Этот контраст между культурами во всей полноте ощущают те, кто живет поочередно то в Европе, то в Америке. Виктор Грюн с супругой владеют солидной недвижимостью в Лос-Анджелесе и небольшой – в Вене. Он отмечает: «В Лос-Анджелесе мы с беспокойством покидаем наш защищенный дом, чтобы навестить друзей или сходить на культурное или развлекательное мероприятие, потому что каждый подобный выезд требует больших затрат времени и нервного напряжения из-за длительных поездок на машине»[12]. Европейский опыт, как он говорит, совсем иной: «В Вене нас проще уговорить куда-нибудь выйти, потому что легко можно дойти до двух концертных залов, оперы, нескольких театров и множества ресторанов, кафе, магазинов.
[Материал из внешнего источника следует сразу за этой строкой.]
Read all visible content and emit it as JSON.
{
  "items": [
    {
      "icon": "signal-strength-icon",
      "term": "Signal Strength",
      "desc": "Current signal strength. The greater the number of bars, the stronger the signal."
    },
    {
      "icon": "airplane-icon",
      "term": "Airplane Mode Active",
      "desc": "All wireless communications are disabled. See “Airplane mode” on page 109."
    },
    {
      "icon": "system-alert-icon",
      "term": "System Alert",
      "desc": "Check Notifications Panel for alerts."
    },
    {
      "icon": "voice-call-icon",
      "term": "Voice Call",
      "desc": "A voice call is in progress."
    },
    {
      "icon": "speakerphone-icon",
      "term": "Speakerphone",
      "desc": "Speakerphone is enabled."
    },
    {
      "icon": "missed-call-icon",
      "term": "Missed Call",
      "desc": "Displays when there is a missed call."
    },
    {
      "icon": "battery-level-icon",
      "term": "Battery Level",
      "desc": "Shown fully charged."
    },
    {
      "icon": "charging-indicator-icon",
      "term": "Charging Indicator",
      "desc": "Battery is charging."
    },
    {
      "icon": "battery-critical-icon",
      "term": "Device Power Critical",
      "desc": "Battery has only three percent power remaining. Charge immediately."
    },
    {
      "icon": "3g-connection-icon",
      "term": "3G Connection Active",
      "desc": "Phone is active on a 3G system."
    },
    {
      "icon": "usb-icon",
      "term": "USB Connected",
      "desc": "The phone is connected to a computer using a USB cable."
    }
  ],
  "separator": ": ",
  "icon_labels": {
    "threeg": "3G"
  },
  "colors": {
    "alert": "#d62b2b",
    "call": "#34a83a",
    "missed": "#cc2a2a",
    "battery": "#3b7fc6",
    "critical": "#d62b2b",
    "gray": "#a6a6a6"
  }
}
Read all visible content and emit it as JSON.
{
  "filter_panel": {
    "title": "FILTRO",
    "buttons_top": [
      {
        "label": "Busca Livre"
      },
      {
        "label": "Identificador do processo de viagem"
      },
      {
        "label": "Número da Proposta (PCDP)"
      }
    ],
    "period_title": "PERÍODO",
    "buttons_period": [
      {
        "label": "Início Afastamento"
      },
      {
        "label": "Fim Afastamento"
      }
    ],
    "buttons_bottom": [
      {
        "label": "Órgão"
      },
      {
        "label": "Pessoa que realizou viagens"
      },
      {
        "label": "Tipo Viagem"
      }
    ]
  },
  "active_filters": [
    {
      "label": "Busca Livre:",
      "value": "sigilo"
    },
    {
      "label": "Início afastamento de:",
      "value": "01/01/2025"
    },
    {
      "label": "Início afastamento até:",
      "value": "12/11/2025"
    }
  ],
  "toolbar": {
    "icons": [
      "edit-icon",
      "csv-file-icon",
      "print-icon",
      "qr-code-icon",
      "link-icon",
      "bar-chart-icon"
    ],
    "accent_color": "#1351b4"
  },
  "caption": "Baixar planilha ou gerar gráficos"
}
Встречу со старыми друзьями не нужно устраивать заранее, как в Лос-Анджелесе; как правило, мы сталкиваемся с ними на улице или в кафе». У семьи Грюн в сто раз больше квадратных метров в Америке, но создается впечатление, что они не получают там и половины того удовольствия, что у них есть в небольшом уголке Вены.
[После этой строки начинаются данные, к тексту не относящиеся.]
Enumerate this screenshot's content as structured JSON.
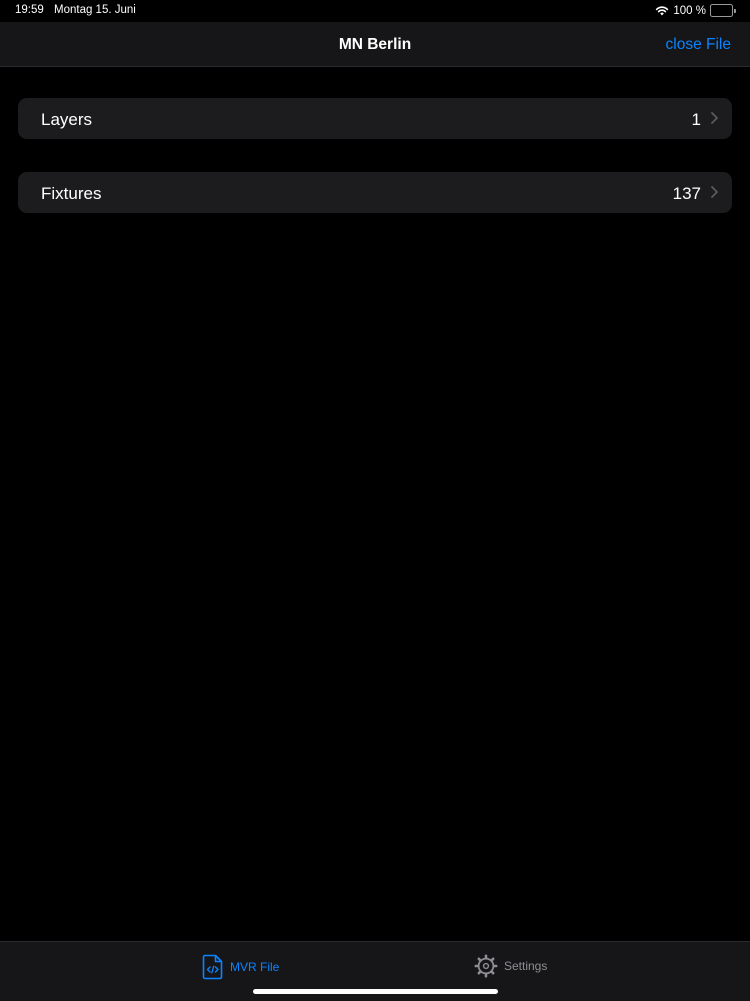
{
  "status_bar": {
    "time": "19:59",
    "date": "Montag 15. Juni",
    "battery": "100 %",
    "icons": [
      "wifi-icon",
      "battery-charging-icon"
    ]
  },
  "nav": {
    "title": "MN Berlin",
    "action_label": "close File"
  },
  "list": {
    "items": [
      {
        "label": "Layers",
        "value": "1"
      },
      {
        "label": "Fixtures",
        "value": "137"
      }
    ]
  },
  "tab_bar": {
    "tabs": [
      {
        "label": "MVR File",
        "icon": "code-document-icon",
        "selected": true
      },
      {
        "label": "Settings",
        "icon": "gear-icon",
        "selected": false
      }
    ]
  },
  "colors": {
    "accent": "#0a84ff",
    "background": "#000000",
    "cell": "#1c1c1e",
    "bar": "#161618",
    "inactive": "#8e8e93",
    "battery": "#34c759"
  }
}
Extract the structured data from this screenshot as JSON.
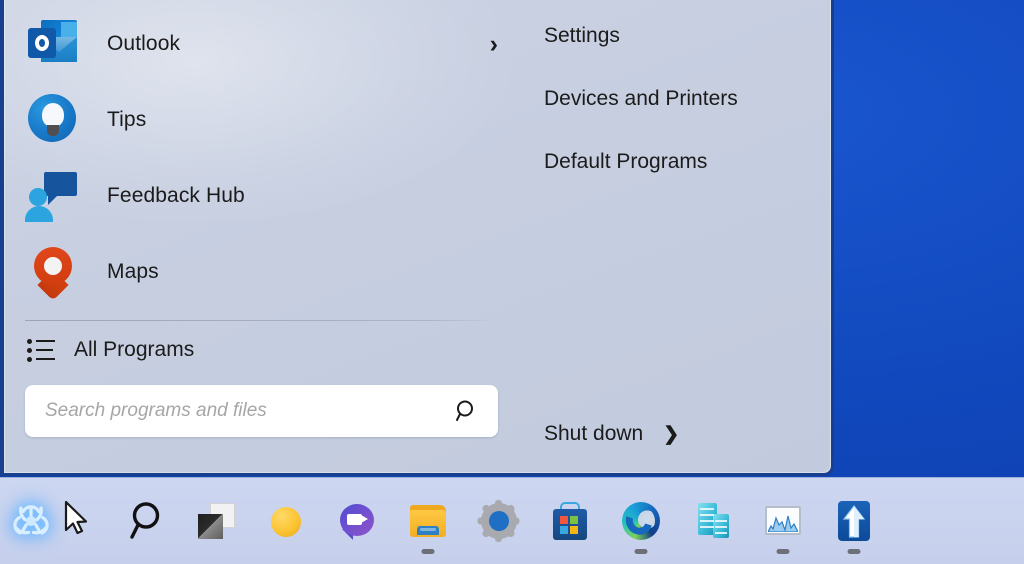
{
  "desktop": {
    "background_color": "#1148bd"
  },
  "start_menu": {
    "left_pane": {
      "apps": [
        {
          "label": "Outlook",
          "icon": "outlook-icon",
          "has_submenu": true,
          "chevron": "›"
        },
        {
          "label": "Tips",
          "icon": "tips-icon",
          "has_submenu": false,
          "chevron": ""
        },
        {
          "label": "Feedback Hub",
          "icon": "feedback-hub-icon",
          "has_submenu": false,
          "chevron": ""
        },
        {
          "label": "Maps",
          "icon": "maps-icon",
          "has_submenu": false,
          "chevron": ""
        }
      ],
      "all_programs": {
        "label": "All Programs",
        "icon": "list-icon"
      },
      "search": {
        "placeholder": "Search programs and files",
        "value": "",
        "icon": "search-icon"
      }
    },
    "right_pane": {
      "items": [
        {
          "label": "Settings"
        },
        {
          "label": "Devices and Printers"
        },
        {
          "label": "Default Programs"
        }
      ],
      "shutdown": {
        "label": "Shut down",
        "chevron": "❯"
      }
    }
  },
  "taskbar": {
    "items": [
      {
        "name": "start-button",
        "icon": "biohazard-icon",
        "running": false
      },
      {
        "name": "mouse-cursor",
        "icon": "cursor-arrow-icon",
        "running": false
      },
      {
        "name": "search-button",
        "icon": "search-icon",
        "running": false
      },
      {
        "name": "task-view-button",
        "icon": "task-view-icon",
        "running": false
      },
      {
        "name": "widgets-button",
        "icon": "widgets-icon",
        "running": false
      },
      {
        "name": "chat-button",
        "icon": "chat-icon",
        "running": false
      },
      {
        "name": "file-explorer-button",
        "icon": "folder-icon",
        "running": true
      },
      {
        "name": "settings-button",
        "icon": "gear-icon",
        "running": false
      },
      {
        "name": "microsoft-store-button",
        "icon": "store-bag-icon",
        "running": false
      },
      {
        "name": "edge-button",
        "icon": "edge-icon",
        "running": true
      },
      {
        "name": "server-manager-button",
        "icon": "server-stack-icon",
        "running": false
      },
      {
        "name": "task-manager-button",
        "icon": "performance-chart-icon",
        "running": true
      },
      {
        "name": "update-button",
        "icon": "arrow-up-icon",
        "running": true
      }
    ]
  }
}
Однако нет нужды обращаться к мнениям иностранцев, чтобы увидеть недостатки «пригородного эксперимента». Предназначенные стать колыбелью супружеской и семейной жизни, пригороды добавили этим двум институтам дурной славы. Уже к 1960-м гг. сложился образ пригородной домохозяйки как «скучающей, изолированной от мира и озабоченной материальными благами» женщины[13]. Жена, живущая в пригороде и не имеющая машины, которая позволяла бы на время сбежать оттуда, стала символом одиночества в Америке[14]. Те, кто мог себе позволить, компенсировали одиночество, изоляцию и недостаток общения «синдромом плотного графика», как его описал один психотерапевт с северо-востока США:

Одиночество, с которым я чаще всего сталкиваюсь по работе, – это одиночество жен и матерей с маленькими детьми. Их забросили в пригороде, их мужья на весь день уезжают на работу… Я вижу, что чувство одиночества широко распространено, но думаю, что в более состоятельных сообществах его прикрывают обилием активных занятий. По этой причине большой теннис стал так популярен. Все они теперь «выходят в люди» и играют в теннис[15].
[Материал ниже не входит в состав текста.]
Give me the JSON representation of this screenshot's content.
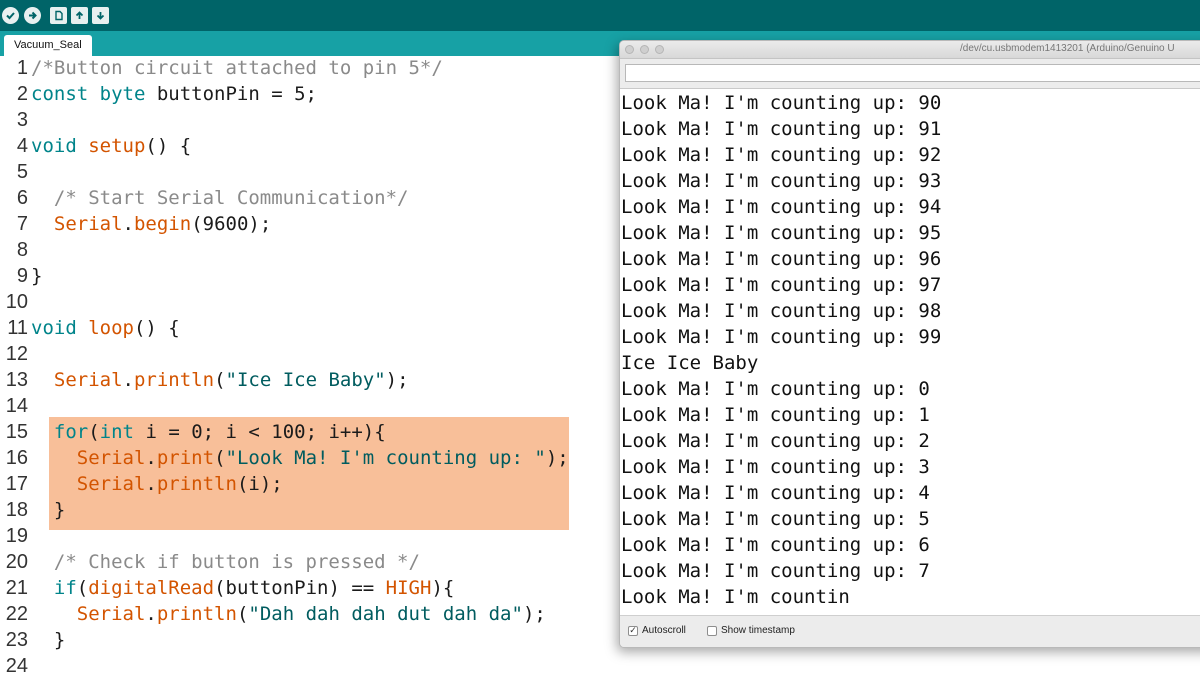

Большинство бывших домохозяек сегодня являются частью рабочей силы. Поскольку теперь и папа, и мама, ежедневно сбегающие из своих пригородов, обретают какое-то подобие жизни в сообществе, дети еще больше оторваны от взрослых. Для типичного подростка из пригорода дом предлагает мало, а окрестности – совсем ничего. Ситуация начала 1970-х гг., описанная Ричардом Сеннетом, ухудшается:

За прошедшие десять лет многие дети из среднего класса пытались вырваться из сообществ, школ и домов, на создание которых их родители потратили столько времени. Если и есть какое-то ощущение, общее для различных групп молодежных движений и образов жизни, то это ощущение, что среда среднего класса, к которой принадлежат их родители, для них – как загон, как клетка, которая мешает им быть живыми и свободными. Источник этого ощущения – понимание того, что, хотя образ жизни среднего класса предоставляет безопасный и упорядоченный режим жизнедеятельности, люди в нем задыхаются, потому что им в жизни недостает нового, неожиданного и разнообразного[16].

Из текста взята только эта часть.